President Trump on Monday became the first sitting U.S. president to call on foreign leaders at the U.N. to protect religious freedom around the world, saying nations have an “urgent moral duty” to stop persecution of the faithful and the destruction of religious sites.
Hosting a forum on religious freedom at the start of the annual United Nations General Assembly, Mr. Trump said 80% of the world’s population lives in countries where religious liberty is threatened, restricted or banned.
“The United States of America calls upon the nations of the world to end religious persecution,” Mr. Trump said in a speech. “Stop the crimes against people of faith. Release prisoners of conscience. Repeal laws restricting freedom of religion and belief. Protect the vulnerable, the defenseless, and the oppressed.”
Although Mr. Trump didn’t call out specific countries, Vice President Mike Pence did. Before introducing the president, Mr. Pence cited Iran, China, Venezuela and Nicaragua for carrying out crimes against people of faith.
“The regime in Iran brutally persecutes Christians, Sunnis, Bahai’i, and Jews,” Mr. Pence said. “In Iraq, Iran-backed militias terrorize Christians and Yazidis who were nearly wiped out by ISIS’s recent campaign of genocide.”
He said the Communist Party in China “has arrested Christian pastors, banned the sale of Bibles, demolished churches, and imprisoned more than a million Uighurs in the Muslim population.”
Mr. Pence also accused the regime of Daniel Ortega in Nicaragua of “virtually waging war on the Catholic Church.”
“And in Venezuela, the dictator Nicolas Maduro uses anti-hate laws to prosecute clergy, even as his media cronies spread anti-Semitism by trivializing the Holocaust,” he said.
Both Mr. Pence and Mr. Trump mentioned murderous attacks on Jews at synagogues in the U.S. in the past year and bombings in Sri Lanka that killed more than 300 Christians on Easter Sunday.
“These attacks strike at the heart of everything free peoples hold sacred,” Mr. Pence said.
Among those in the audience was American pastor Andrew Brunson, who was freed from captivity in Turkey last year at the urging of Mr. Trump’s administration.
Mr. Trump said of the Obama administration’s efforts to gain the pastor’s release, “I don’t think they tried too hard, unfortunately.”
The president pledged $25 million from the U.S. to protect religious freedom and stop the destruction of religious sites globally. He also said his administration is forming a first-ever coalition of business leaders to fight religious persecution in various countries.
Also in the audience was Tony Perkins, chairman of the U.S. Commission on International Religious Freedom, which issued a report last year with recommendations for the administration that included protecting places of worship and other holy sites.
The report recommended that the U.S. allocate money through the State Department’s anti-terrorism assistance program and relevant Defense Department programs “to train and equip local officials and communities to protect places of worship and other holy sites, especially in countries where such sites face a high risk of attack.”
Mr.

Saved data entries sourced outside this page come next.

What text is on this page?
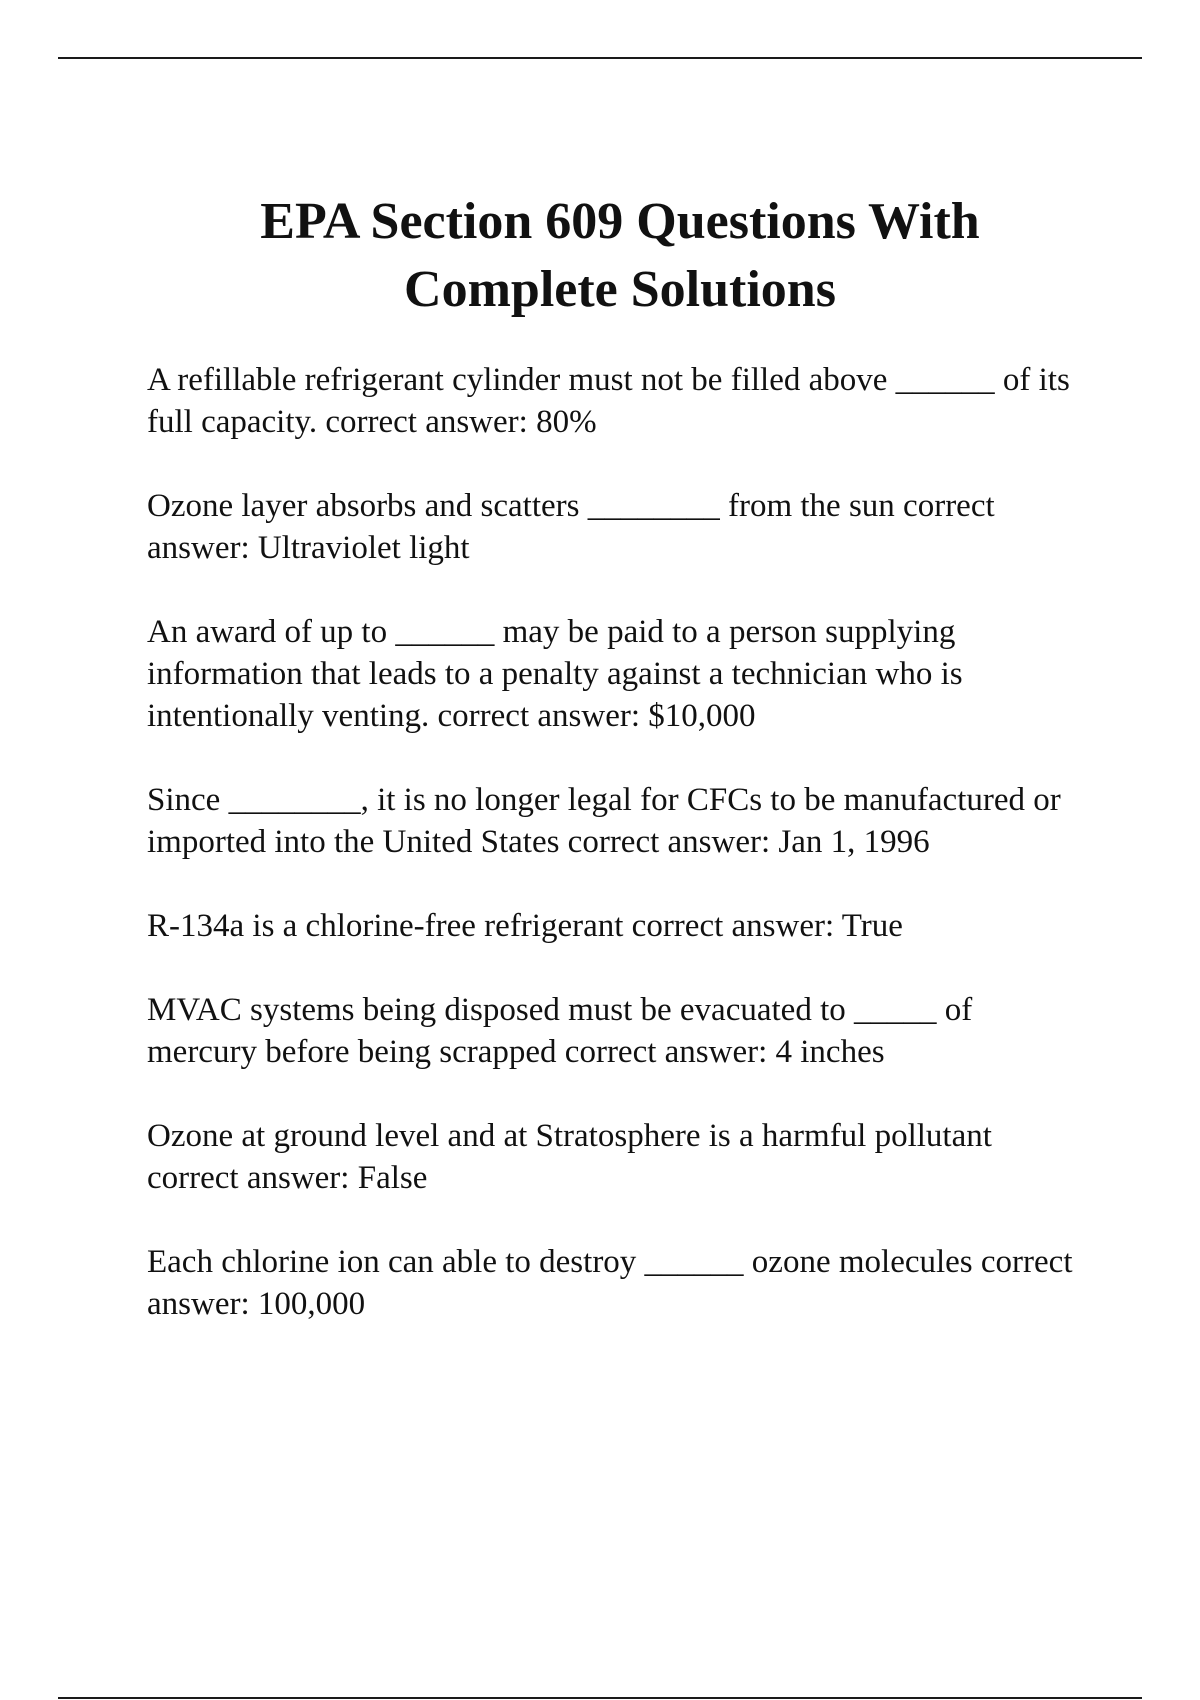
EPA Section 609 Questions With
Complete Solutions
A refillable refrigerant cylinder must not be filled above ______ of its full capacity. correct answer: 80%
Ozone layer absorbs and scatters ________ from the sun correct answer: Ultraviolet light
An award of up to ______ may be paid to a person supplying information that leads to a penalty against a technician who is intentionally venting. correct answer: $10,000
Since ________, it is no longer legal for CFCs to be manufactured or imported into the United States correct answer: Jan 1, 1996
R-134a is a chlorine-free refrigerant correct answer: True
MVAC systems being disposed must be evacuated to _____ of mercury before being scrapped correct answer: 4 inches
Ozone at ground level and at Stratosphere is a harmful pollutant correct answer: False
Each chlorine ion can able to destroy ______ ozone molecules correct answer: 100,000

Perkins, who is also president of the Family Research Council, called the president’s address “a historic speech that goes beyond talking about international religious freedom to taking tangible steps that will lead to people of all faiths being able to securely and publicly worship.”
While noting that no religion is immune from persecution, Mr. Trump said it’s been estimated that 11 Christians are killed per day around the world “for following the teachings of Christ.”
“Who would even think that’s possible in this day and age?” Mr. Trump asked.
“We ask the governments of the world to honor the eternal right of every person to follow their conscience, live by their faith, and give glory to God,” the president said. “The United States has a vital role in this critical mission.”
ADF International Director of Global Religious Freedom Kelsey Zorzi called Mr. Trump’s speech “an important and historic moment precisely because religious freedom is too often ignored or downplayed at the U.N.”
“At a time when persecution is on the rise, and over 80% of the world’s population lives in countries with high restrictions on religious freedom, every country should make securing religious freedom a high priority,” she said.